幼なじみじゃ、いられない。

「今朝までほんと絶望してたもんね。美波ちゃんが話かけてくれて、本当に良かったよ」


あたしが苦笑しながら言うと、りっくんはそんな様子を見守るように微笑んで。


「正直、少し嫉妬しそうになったんだ。

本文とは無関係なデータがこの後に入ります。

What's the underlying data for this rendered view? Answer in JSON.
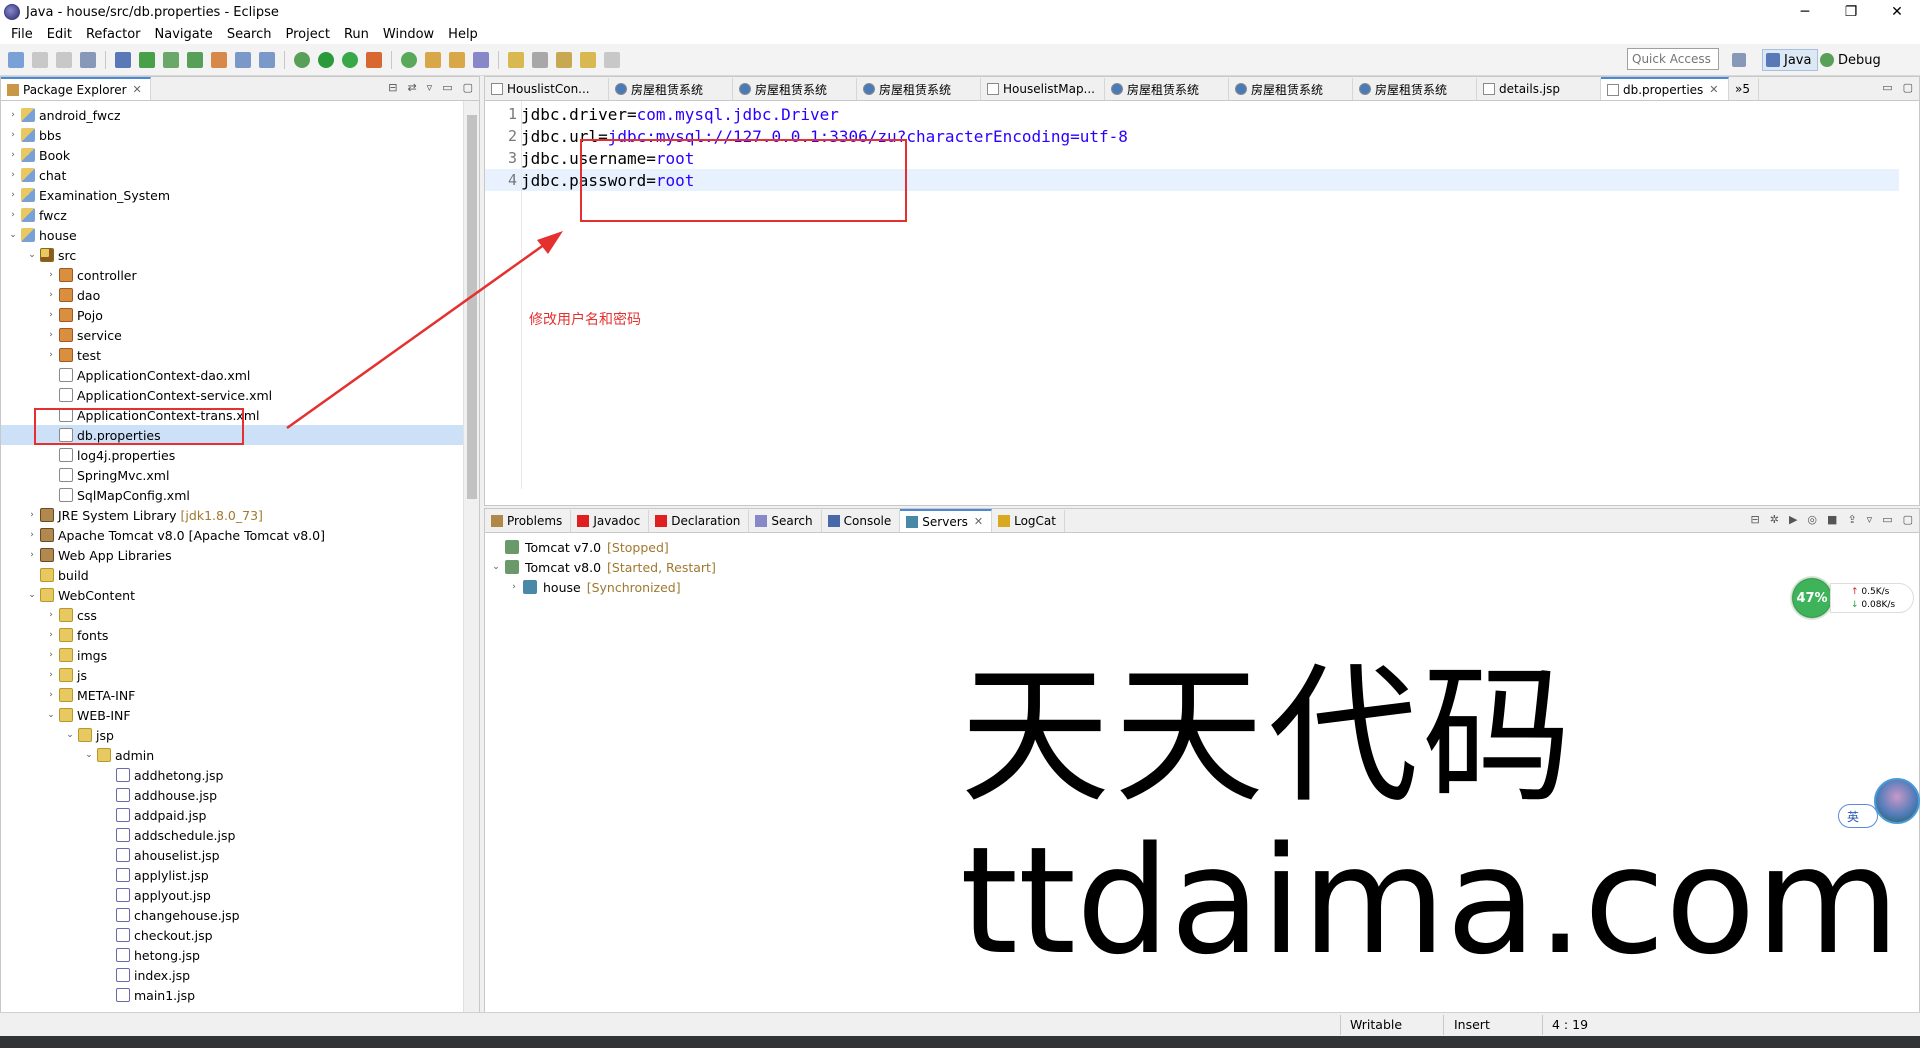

大地とも同じクラスって聞いて」


呟くくらいに静かな声で言ったりっくんの言葉に、あたしは「えっ」と声を漏らした。


「ごっ、ごめん!そういえば大地くんと同じクラスだったって言ってなかったよね……」


どうしてだろう。

まるで隠し事がバレた時のように、鼓動がドクンドクンと大きくなる。


繋いだ手のひらから焦りが伝わっていそうな気がして、りっくんの顔を見ることが出来ない。

そこに、


「でも……嬉しかった」


振ってきたりっくんの言葉に、顔を上げる。


「ひなが牧田さんに、大地のことを“もう好きじゃない”って言った話」


「ちょっとは自惚れてもいいのかな」と、照れくさそうにはにかむりっくんは、嬉しそうで。

思わずあたしも少し照れる。

そして同時に、そんなりっくんの様子にあたしも嬉しくなる。


……のに、何故か胸の奥が少し苦しい。